Laura Fry: the late Olympic rider whose daughter became world champion

  • Laura Fry is the late Olympic dressage rider and trainer, whose daughter, Lottie Fry, was crowned world champion in 2022. Laura Fry died  on Wednesday 26 September, 2012, at the age of 45, after having breast cancer.

    Laura was born in 1967, and was involved with horses throughout her life, but it was winning the H&H “Search for a Star” competition in 1988 that launched her dressage career. She started training with Sarah Whitmore, and took over the ride on the chestnut gelding Quarryman, who was to become her most significant equine partner throughout her international career.

    Laura and Quarryman were selected for the British young rider team in 1988, also winning the advanced medium national title that same year, before making their international CDI debut.

    In 1991, Laura and Quarryman competed on the British team at the European Championships in Donaueschingen, Germany, alongside Jennie Loriston-Clarke, Tricia Gardiner and Carl Hester. The pair also won the grand prix national title that same year.

    In 1992, Laura and Quarryman were selected for the British Olympic team, riding at the Barcelona Games alongside Carl Hester, Emile Faurie and Carol Parsons, with the team finishing seventh.

    The pair were then selected for their third consecutive senior championship team in 1993, being part of the historic silver medal-winning team at the European Dressage Championships in Lipica, Slovenia, alongside Richard Davison, Ferdi Eilberg and Emile Faurie.

    Laura Fry: rider, trainer and mother

    Laura and her husband Simon’s daughter Lottie was born in 1996, the same year that Quarryman was retired from sport. Laura continued to ride and train, running the family’s competition centre in East Yorkshire, Fry’s Dressage. She produced many more quality horses, including Massenet, Ghandi and Remming (pictured with Laura below), and also became a British Dressage List 3 judge.

    Laura also trained her daughter in the sport, with Lottie starting her own competitive career in 2006, aged 10, and riding for Britain at the pony Europeans in 2010 on Andexer.

    “When I first registered with British Dressage, I wanted to be Lottie, but it meant both my mum and I would be L Fry, so we settled on Charlotte,” Lottie told H&H, having re-adopted “Lottie” as she grew up.

    Under Laura’s guidance, Lottie went on to compete on numerous British teams at pony, junior and young rider level.
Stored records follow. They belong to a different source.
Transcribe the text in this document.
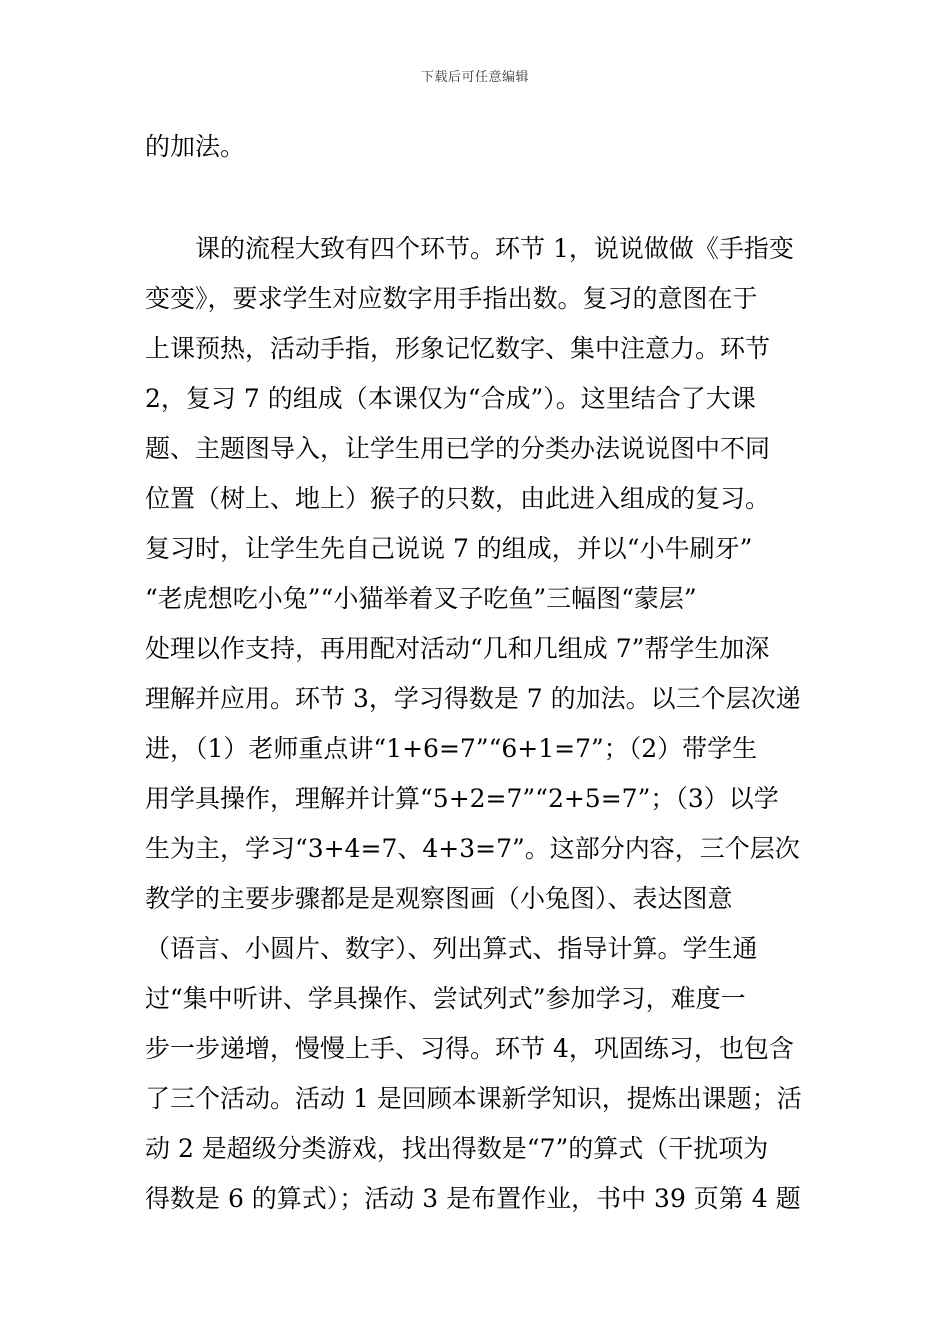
下载后可任意编辑
的加法。
　　课的流程大致有四个环节。环节 1，说说做做《手指变
变变》，要求学生对应数字用手指出数。复习的意图在于
上课预热，活动手指，形象记忆数字、集中注意力。环节
2，复习 7 的组成（本课仅为“合成”）。这里结合了大课
题、主题图导入，让学生用已学的分类办法说说图中不同
位置（树上、地上）猴子的只数，由此进入组成的复习。
复习时，让学生先自己说说 7 的组成，并以“小牛刷牙”
“老虎想吃小兔”“小猫举着叉子吃鱼”三幅图“蒙层”
处理以作支持，再用配对活动“几和几组成 7”帮学生加深
理解并应用。环节 3，学习得数是 7 的加法。以三个层次递
进，（1）老师重点讲“1+6=7”“6+1=7”；（2）带学生
用学具操作，理解并计算“5+2=7”“2+5=7”；（3）以学
生为主，学习“3+4=7、4+3=7”。这部分内容，三个层次
教学的主要步骤都是是观察图画（小兔图）、表达图意
（语言、小圆片、数字）、列出算式、指导计算。学生通
过“集中听讲、学具操作、尝试列式”参加学习，难度一
步一步递增，慢慢上手、习得。环节 4，巩固练习，也包含
了三个活动。活动 1 是回顾本课新学知识，提炼出课题；活
动 2 是超级分类游戏，找出得数是“7”的算式（干扰项为
得数是 6 的算式）；活动 3 是布置作业，书中 39 页第 4 题
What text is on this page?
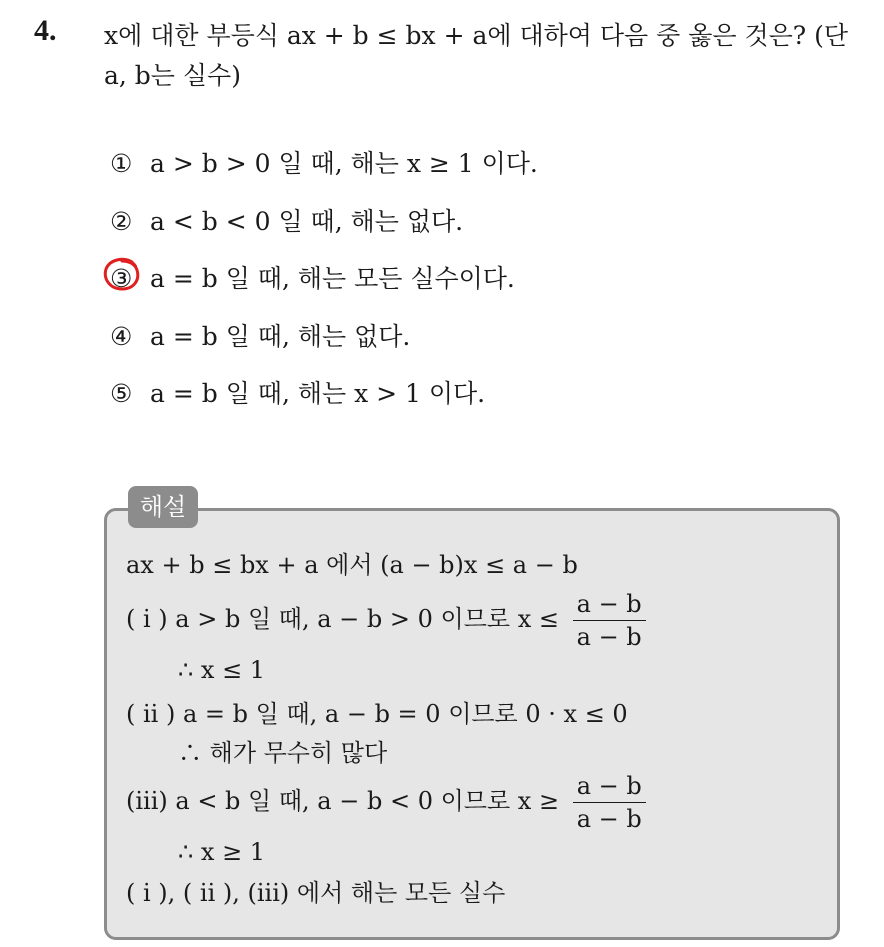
4. x에 대한 부등식 ax + b ≤ bx + a에 대하여 다음 중 옳은 것은? (단
a, b는 실수)
① a > b > 0 일 때, 해는 x ≥ 1 이다.
② a < b < 0 일 때, 해는 없다.
③ a = b 일 때, 해는 모든 실수이다.
④ a = b 일 때, 해는 없다.
⑤ a = b 일 때, 해는 x > 1 이다.
해설
ax + b ≤ bx + a 에서 (a − b)x ≤ a − b
( i ) a > b 일 때, a − b > 0 이므로 $x \le \frac{a - b}{a - b}$
∴ x ≤ 1
( ii ) a = b 일 때, a − b = 0 이므로 0 · x ≤ 0
∴ 해가 무수히 많다
(iii) a < b 일 때, a − b < 0 이므로 $x \ge \frac{a - b}{a - b}$
∴ x ≥ 1
( i ), ( ii ), (iii) 에서 해는 모든 실수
    “From the first moment I can remember there wasn’t anything else [but dressage],” Lottie said. “When I was very young, I didn’t realise what my mum was doing as it all just seemed normal. It wasn’t until I got older that I realised how lucky I was to have that kind of training and influence.

    “The thing that influenced me the most was her work ethic,” added Lottie. “She worked so hard for what she did and she loved the horses so much. That’s really rubbed off on me I think.”
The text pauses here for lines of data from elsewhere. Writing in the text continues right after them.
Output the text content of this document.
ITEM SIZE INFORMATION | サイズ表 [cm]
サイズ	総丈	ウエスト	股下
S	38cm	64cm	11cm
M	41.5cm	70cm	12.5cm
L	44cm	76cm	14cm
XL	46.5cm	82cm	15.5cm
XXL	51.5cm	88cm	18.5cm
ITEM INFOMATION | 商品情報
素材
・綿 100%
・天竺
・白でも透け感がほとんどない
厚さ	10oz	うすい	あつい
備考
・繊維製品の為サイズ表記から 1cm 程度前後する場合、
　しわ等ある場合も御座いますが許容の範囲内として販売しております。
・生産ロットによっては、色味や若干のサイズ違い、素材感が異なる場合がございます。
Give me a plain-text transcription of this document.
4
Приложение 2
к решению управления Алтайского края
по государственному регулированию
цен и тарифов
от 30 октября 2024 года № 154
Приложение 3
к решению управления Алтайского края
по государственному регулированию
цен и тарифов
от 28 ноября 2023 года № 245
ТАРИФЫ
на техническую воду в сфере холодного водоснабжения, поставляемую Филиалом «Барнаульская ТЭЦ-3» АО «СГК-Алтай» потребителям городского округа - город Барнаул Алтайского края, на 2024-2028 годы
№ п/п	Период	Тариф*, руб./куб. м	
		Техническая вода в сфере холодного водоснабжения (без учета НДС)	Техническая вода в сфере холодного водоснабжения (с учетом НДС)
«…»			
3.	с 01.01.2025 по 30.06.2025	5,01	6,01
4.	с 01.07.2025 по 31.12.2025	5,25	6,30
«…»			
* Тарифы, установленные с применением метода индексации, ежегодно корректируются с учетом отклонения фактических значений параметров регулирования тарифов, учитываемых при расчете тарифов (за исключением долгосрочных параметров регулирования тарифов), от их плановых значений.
    World Dressage Championships results: Lottie Fry and Glamourdale take gold

    Lottie Fry and Glamourdale take individual gold in the grand prix special and the freestyle at the 2022 World Dressage Championships.
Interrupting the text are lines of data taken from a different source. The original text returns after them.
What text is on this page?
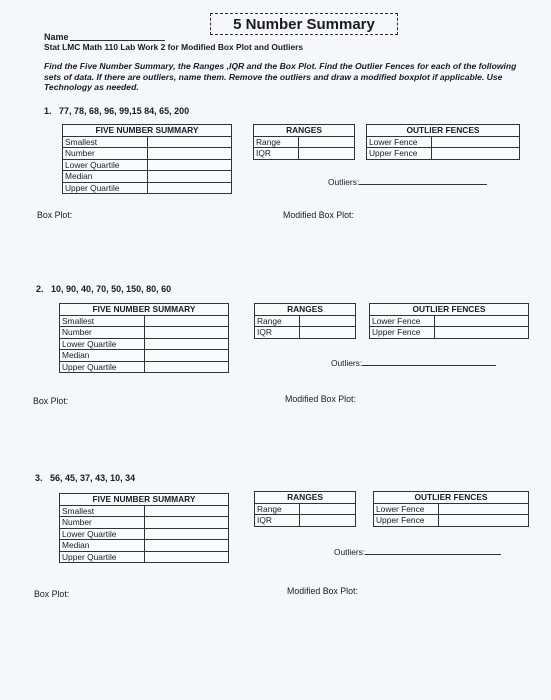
5 Number Summary
Name
Stat LMC Math 110 Lab Work 2 for Modified Box Plot and Outliers
Find the Five Number Summary, the Ranges ,IQR and the Box Plot. Find the Outlier Fences for each of the following sets of data. If there are outliers, name them. Remove the outliers and draw a modified boxplot if applicable. Use Technology as needed.
1. 77, 78, 68, 96, 99,15 84, 65, 200
FIVE NUMBER SUMMARY	
Smallest	
Number	
Lower Quartile	
Median	
Upper Quartile	
RANGES	
Range	
IQR	
OUTLIER FENCES	
Lower Fence	
Upper Fence	
Outliers:
Box Plot:	Modified Box Plot:
2. 10, 90, 40, 70, 50, 150, 80, 60
FIVE NUMBER SUMMARY	
Smallest	
Number	
Lower Quartile	
Median	
Upper Quartile	
RANGES	
Range	
IQR	
OUTLIER FENCES	
Lower Fence	
Upper Fence	
Outliers:
Box Plot:	Modified Box Plot:
3. 56, 45, 37, 43, 10, 34
FIVE NUMBER SUMMARY	
Smallest	
Number	
Lower Quartile	
Median	
Upper Quartile	
RANGES	
Range	
IQR	
OUTLIER FENCES	
Lower Fence	
Upper Fence	
Outliers:
Box Plot:	Modified Box Plot:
    In 2010, Laura was diagnosed with breast cancer, but continued to ride, train and compete successfully over the following two years. In April 2012, she was prix st georges runner-up at the Winter Dressage Championships, riding Remming. Her final competitive outing was the Somerford Premier League in late May 2012, also with Remming, but her health deteriorated over the months that followed.

    At the National Dressage Championships in 2012, Laura was presented with the British Dressage medal of honour to thank her for her contribution to dressage over the years. She continued to train up until 19 September, before passing away on 26 September. Her funeral was held on 8 October 2012.

    “Laura was a tremendous rider, top-class trainer and, above all else, a great supporter of the sport,” said a spokesman for British Dressage at the time.

    “Her talent for teaching helped so many achieve in their quest for success while in running competitions for all levels she brought dressage to everyone.

    “Laura’s life was one to be celebrated and she leaves a great legacy for us all.”